アイアンクローの不乱苦のレビュー・感想・評価

アイアンクロー(2023年製作の映画)
5.0
プロレスには詳しくなく、登場するレスラーについては全くわからないまま鑑賞。

俳優陣の力強い演技に魅了された。彼らの肉体が、リングの上で、芝生の上で、飲み屋で生き生きと躍動する様子を観ているだけで心が躍る。特に主役となるケビンの喜び、不安、怒り、悲しみを全身で見せる表現力が素晴らしく、年を経るごとに変わっていく彼の心理描写は、飽きることなく最後まで観れてしまう。

前半、仲の良さをこれでもかと見せつける兄弟たちの絆と、若さを迸らせながら栄光の道を歩んでいく様子はとても楽しい。男兄弟にも体育会系にも縁の無い人生を歩んできたが、こういうシーンを見ていると、ちょっと羨ましくなってしまう。それほど楽しくてかわいいのだ。

その後、兄弟たちが次々とこの世を去っていくくだりは、あまりにも性急かつ残酷すぎて、かえって作り話、そして下手な脚本に思えてしまう。しかし事実は「実はもう一人死んでいる」という恐ろしさ。この反転が、映画の肝なのかもしれない。
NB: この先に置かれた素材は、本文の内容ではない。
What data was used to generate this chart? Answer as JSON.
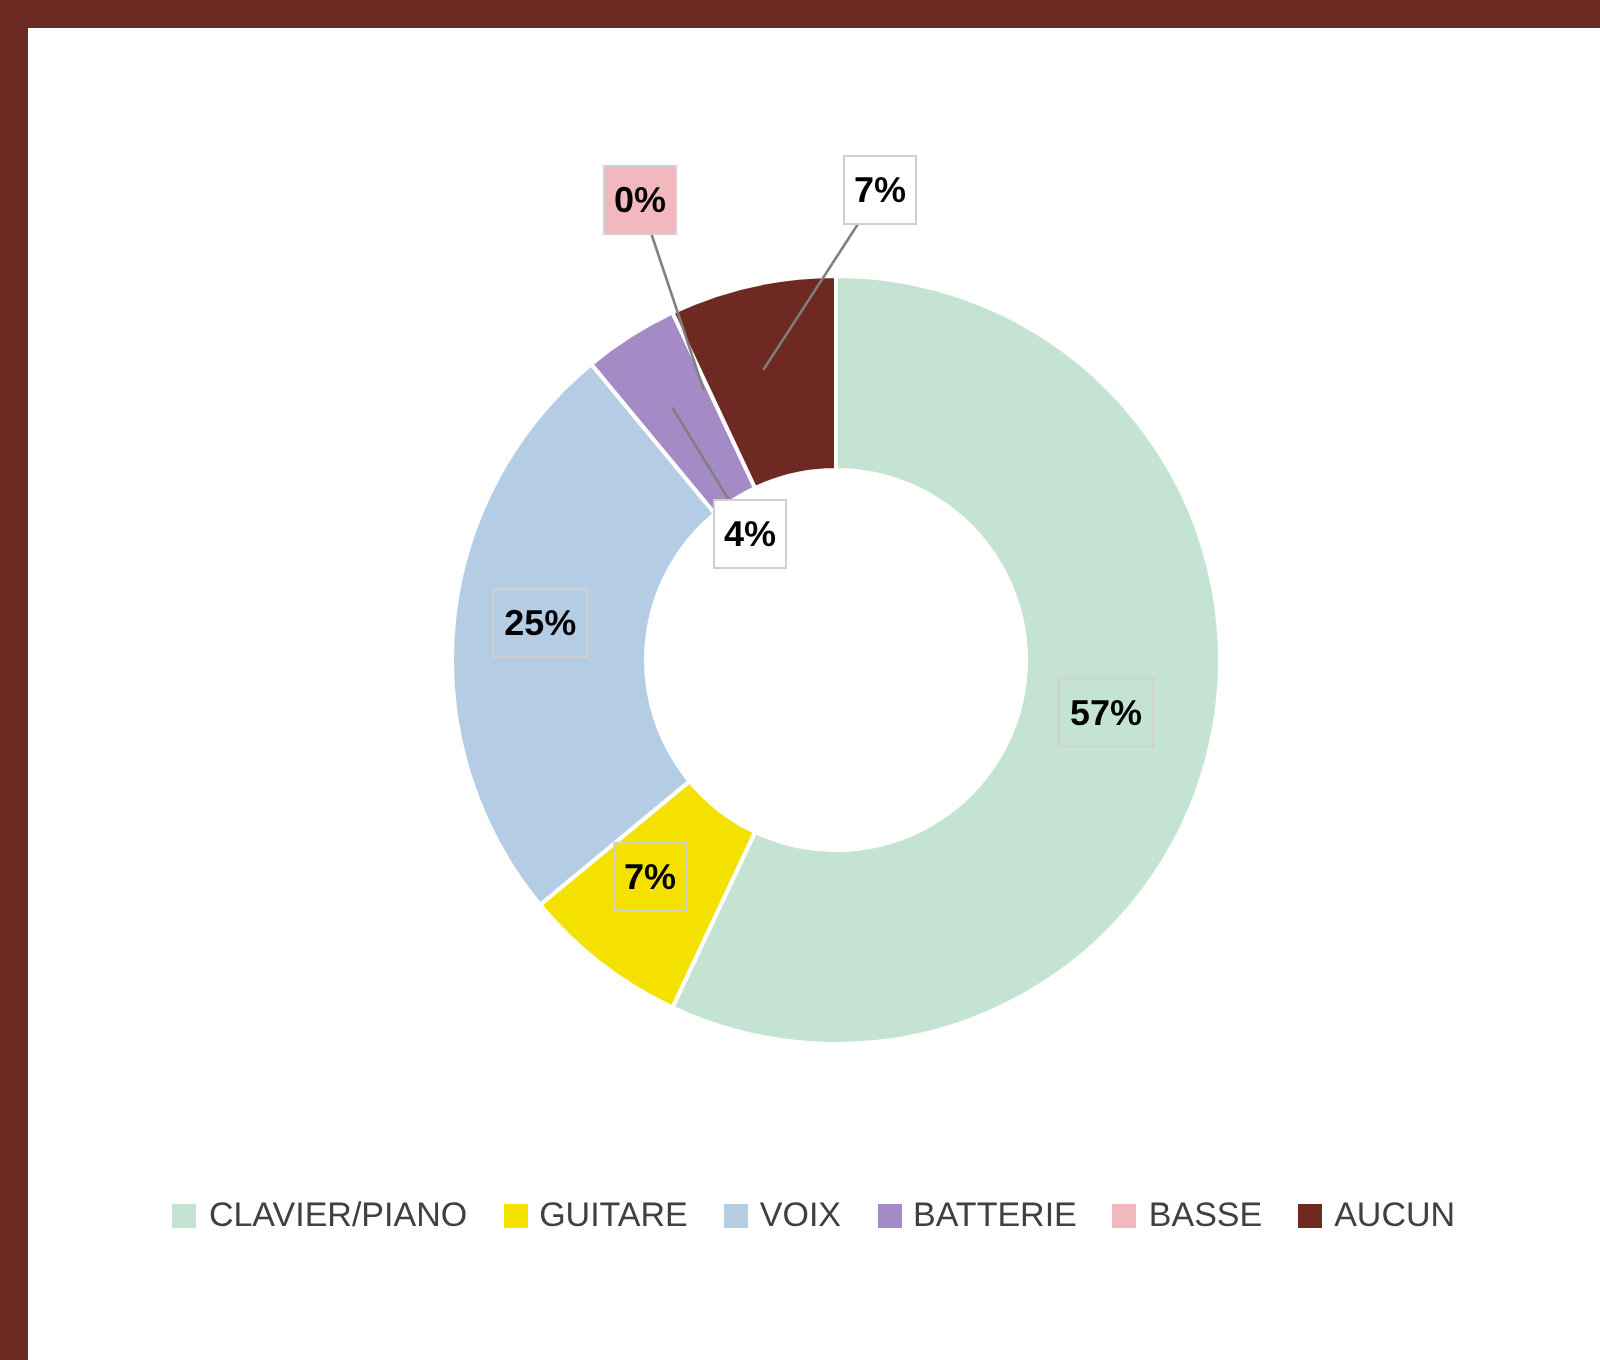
{
  "chart_data": {
    "type": "donut",
    "categories": [
      "CLAVIER/PIANO",
      "GUITARE",
      "VOIX",
      "BATTERIE",
      "BASSE",
      "AUCUN"
    ],
    "values": [
      57,
      7,
      25,
      4,
      0,
      7
    ],
    "value_labels": [
      "57%",
      "7%",
      "25%",
      "4%",
      "0%",
      "7%"
    ],
    "colors": [
      "#c5e3d3",
      "#f5e100",
      "#b4cde4",
      "#a58bc6",
      "#f2b8be",
      "#6e2a22"
    ],
    "legend": "bottom"
  }
}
さて、この作品の評判を見ていると、父フリッツ・フォン・エリックが息子たちを死に追いやった、と彼の毒親ぶりを強調する評論が度々目にしたが、果たしてこの映画はそんな話だろうか。フリッツは昭和の父親像としては平均値ではないだろうか。あの頃の父親とは、我が子を後継にする、自分の叶えられなかった夢を我が子に求めるなど当然。子供の将来を子供自身にに任せるなどという「進歩的な親」は、今ほど当たり前の存在ではなかったはずだ。
そして彼が毒親だというのなら、母親はどうだ。信仰にかまけて何の努力もしない。相談してくる子供に言い放つのは、二人揃って「兄弟で解決しろ」。似た者夫婦ではないか。息子たちと一緒に汗にまみれ、最後の登場シーンでは晩御飯を作らず絵を描く妻の姿を見てしょんぼりしてるフリッツのことを、ポンコツで頓馬で何もわかっていない男ではあるがわたしはそこまで悪人のようには見なかった。もちろんそれは映画として脚色されて魅力的な俳優が演じているからで、実在の人物は違うのかもしれない。しかし一つの作品として観た場合、そう感じさせる作りになっていなかっただろうか。

映画は「呪い」の正体をはっきりと明言しない。監督の中には答えがあり、それが場面場面には描かれている気もするが、劇中では解釈を委ねてくれているところに拍手を送りたい。